Thanks for the comments
on my earlier post
about the Peter Straub
and Neil Gaiman
panel, especially the one from Peter himself. How cool!
(It was nice to meet you, too, Peter, if you're still reading, and I will check out the Conjunctions
issue you mentioned.) My poorly worded bit was not meant to suggest that either of them are strictly horror writers, and certainly any categorization is limiting. I'm all for genre cross-pollination, and I'm looking forward to more exposure to what each of these guys is up to.
Last week I read at Cardinal Stritch University, a small Jesuit school in Milwaukee, as part of their fall reading series. I was so pleased to be invited and I think it was the most rewarding reading I've done yet. The audience was mainly undergraduates, eager, interested, and emotive. I didn't start writing until age 26 so I am envious of and happy for those who start early.

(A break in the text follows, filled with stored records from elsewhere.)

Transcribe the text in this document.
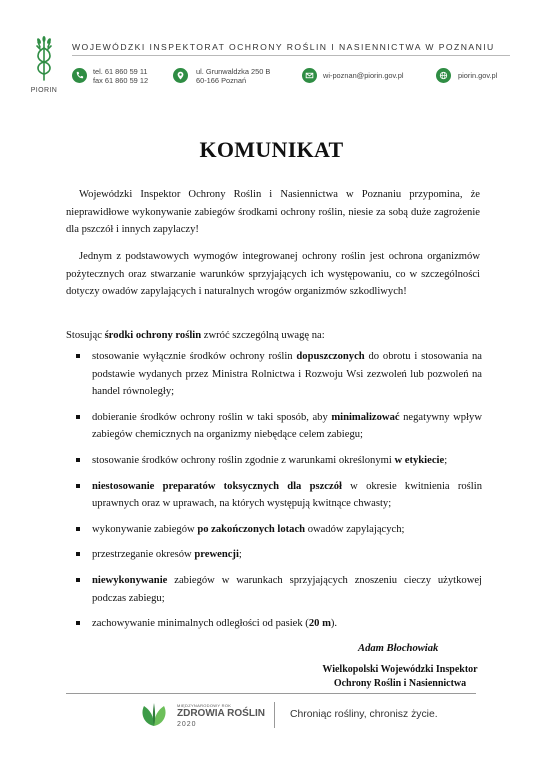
PIORIN
WOJEWÓDZKI INSPEKTORAT OCHRONY ROŚLIN I NASIENNICTWA W POZNANIU
tel. 61 860 59 11
fax 61 860 59 12
ul. Grunwaldzka 250 B
60-166 Poznań
wi-poznan@piorin.gov.pl	piorin.gov.pl
KOMUNIKAT

Wojewódzki Inspektor Ochrony Roślin i Nasiennictwa w Poznaniu przypomina, że nieprawidłowe wykonywanie zabiegów środkami ochrony roślin, niesie za sobą duże zagrożenie dla pszczół i innych zapylaczy!

Jednym z podstawowych wymogów integrowanej ochrony roślin jest ochrona organizmów pożytecznych oraz stwarzanie warunków sprzyjających ich występowaniu, co w szczególności dotyczy owadów zapylających i naturalnych wrogów organizmów szkodliwych!

Stosując środki ochrony roślin zwróć szczególną uwagę na:

stosowanie wyłącznie środków ochrony roślin dopuszczonych do obrotu i stosowania na podstawie wydanych przez Ministra Rolnictwa i Rozwoju Wsi zezwoleń lub pozwoleń na handel równoległy;
dobieranie środków ochrony roślin w taki sposób, aby minimalizować negatywny wpływ zabiegów chemicznych na organizmy niebędące celem zabiegu;
stosowanie środków ochrony roślin zgodnie z warunkami określonymi w etykiecie;
niestosowanie preparatów toksycznych dla pszczół w okresie kwitnienia roślin uprawnych oraz w uprawach, na których występują kwitnące chwasty;
wykonywanie zabiegów po zakończonych lotach owadów zapylających;
przestrzeganie okresów prewencji;
niewykonywanie zabiegów w warunkach sprzyjających znoszeniu cieczy użytkowej podczas zabiegu;
zachowywanie minimalnych odległości od pasiek (20 m).
Adam Błochowiak
Wielkopolski Wojewódzki Inspektor
Ochrony Roślin i Nasiennictwa
MIĘDZYNARODOWY ROK
ZDROWIA ROŚLIN
2020
Chroniąc rośliny, chronisz życie.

One kid asked me what the best book I read this year was. This is always a tough one but it's particularly difficult this year because I have been on a jag of reading unsatisfying or emperor's-new-clothes-ish contemporary books (which shall remain unnamed). I answered that Gilead was probably the book I liked the most though it took a very long time to get going. Really the best narrative experience I had was not a book but a movie: L'Enfant, by the Belgian brothers Jean-Pierre and Luc Dardenne. Their earlier movie Le Fils ranks a close second. My socks were fully knocked off.
Today I am going to Pepper Pike, Ohio, a suburb of Cleveland where I lived from the age of five until twelve. A friend of my mom's was so excited about my book that she bullied the local bookstore in the quaint town of Chagrin Falls into hosting a reading. The store didn't carry Calling Out and they were bulldozed into accepting before knowing what it was about. But I'm very excited to be heading back to the place of my childhood.
In the late seventies, in an effort to combat its "Mistake on the Lake" rep, Cleveland launched a PR campaign to make it seem a more desirable city. The slogan in its entirety: New York's the Big Apple, but Cleveland's a Plum! In my family we had buttons and mugs with the slogan on it. Needless to say, it didn't take.